Dr Anthony O’Mahony, Oxford-based expert on the Arabian peninsula and region said the pair’s meeting echoed a three-week dialogue in 1219 between St Francis of Asisi – for whom the pope is named – and Egyptian sultan and scholar Malik al-Kamil.

While those conversations took place during the violence of the Fifth Crusade,the two men realised their faiths could reconcile and coexist in peace.

Dr O’Mahony observed that the pope’s meeting with Sheikh Tayeb in Saudi Arabia, the birthplace of Islam, “is not just about the UAE, it has global resonance. It is not just important for Christians in the Middle East but is a historical marker for encounters between these two religious traditions”.

Christians and Jews lived in Arabia during the lifetime of the Prophet Muhammad. The Koran mentions the Abrahamic prophets and Jesus urges Muslims, Christians and Jews to respect each other.

Unlike Saudi Arabia, which bans public Christian worship, the UAE – where Islam is the state religion – hosts 40 churches which serve more than one million Christians.

In Dubai there is a Hindu temple, Sikh gurdwara and Buddhist temple. In Abu Dhabi, a new Hindu temple is under construction, and Christmas and the Hindu festival Diwali are widely celebrated in the UAE.

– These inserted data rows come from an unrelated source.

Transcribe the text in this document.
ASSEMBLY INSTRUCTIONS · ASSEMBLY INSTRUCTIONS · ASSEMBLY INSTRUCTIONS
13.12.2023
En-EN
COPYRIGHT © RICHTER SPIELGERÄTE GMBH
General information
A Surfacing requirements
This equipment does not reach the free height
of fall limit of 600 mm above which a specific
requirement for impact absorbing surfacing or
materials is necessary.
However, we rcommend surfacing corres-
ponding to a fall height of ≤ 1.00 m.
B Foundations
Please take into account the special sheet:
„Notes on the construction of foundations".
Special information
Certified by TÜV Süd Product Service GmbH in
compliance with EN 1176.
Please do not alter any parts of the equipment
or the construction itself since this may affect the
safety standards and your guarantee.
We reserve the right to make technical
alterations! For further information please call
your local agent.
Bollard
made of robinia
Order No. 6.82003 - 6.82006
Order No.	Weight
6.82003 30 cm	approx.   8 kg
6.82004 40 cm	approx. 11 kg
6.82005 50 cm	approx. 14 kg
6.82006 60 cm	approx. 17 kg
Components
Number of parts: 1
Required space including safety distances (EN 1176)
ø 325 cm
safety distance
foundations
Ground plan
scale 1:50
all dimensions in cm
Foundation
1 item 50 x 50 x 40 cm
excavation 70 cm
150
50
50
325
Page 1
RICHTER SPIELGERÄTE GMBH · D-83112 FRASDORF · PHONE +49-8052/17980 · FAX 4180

Christian missionary work among Muslims is prohibited in the UAE, although Christian schools and hospitals operate there. The first hospital was opened by US medical missionaries in 1960 under the auspices of Abu Dhabi ruler Sheikh bin Sultan Al Nahyan, founder of the UAE.

On Tuesday, more than 135,000 Catholics are expected to attend a papal mass at the Zayed Sports City before the pope returns to Rome.